Resting on the west coast of Taketomi, an island in the Yaeyama archipelago in southern Okinawa, stands a rock. Surrounded by the movement of the tides of the sea, this rock, named Niran, is unlike other rocks. It stands out from the sea, upright, as if a sculpture on a pedestal of petrified coral. Its magnifying appeal comes from being a sacred rock and upon closer examination, one will find that it plays a central role in the spiritual ceremonies conducted by female shamans on the island. The Yaeyama Islands, situated on the outmost southern borders of Japan, are known to house matriarchal communities, which are often headed by female spiritual leaders, shamans, who act as mediums between nature and the human world.

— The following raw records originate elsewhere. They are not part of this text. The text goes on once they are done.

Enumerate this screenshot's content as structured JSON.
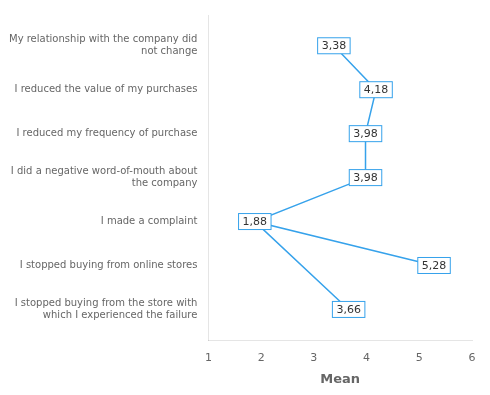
{
  "chart_data": {
    "type": "line",
    "orientation": "horizontal",
    "categories": [
      "My relationship with the company did\nnot change",
      "I reduced the value of my purchases",
      "I reduced my frequency of purchase",
      "I did a negative word-of-mouth about\nthe company",
      "I made a complaint",
      "I stopped buying from online stores",
      "I stopped buying from the store with\nwhich I experienced the failure"
    ],
    "values": [
      3.38,
      4.18,
      3.98,
      3.98,
      1.88,
      5.28,
      3.66
    ],
    "value_labels": [
      "3,38",
      "4,18",
      "3,98",
      "3,98",
      "1,88",
      "5,28",
      "3,66"
    ],
    "data_labels": true,
    "xlabel": "Mean",
    "xlim": [
      1,
      6
    ],
    "xticks": [
      1,
      2,
      3,
      4,
      5,
      6
    ],
    "grid": false
  }
}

Sacred rocks, such as Niran, play a central role in their belief system, which is a hybrid of Shintoism, Buddhism and Chinese and Micronesian mythologies. Since 2016, artist Melvin Moti has been returning to the Yaeyama Islands to photograph and document Niran and other sacred rocks on several Yaeyama Islands. Over 30,000 photographs have been assembled for Moti’s latest film, Interwoven. The stories, oral histories and mythologies surrounding these rocks point to the ancient custom of storytelling as an elemental part of human nature. A second important component of the shamanic spiritual practice of the Yaeyama Islands is the act of weaving fabrics. By the use of an elaborate process – obtaining thread from fibres of banana trees, extracting dyes from local plants and utilizing the complex technique of double ikat weaving – each piece of woven fabric takes several years to complete. The fabrics are worn by shamans during their rituals, reflecting their close relationship and interaction with the natural world. Each piece of woven textile, assembled from small portions of nature, is in fact a long meditation on time. They could, therefore, be considered a time-based medium. To accompany the film, a new series of handwoven fabrics from the Yaeyama Islands will be presented. A self-published artist book, containing notes, photographs and research, will be made available during the exhibition.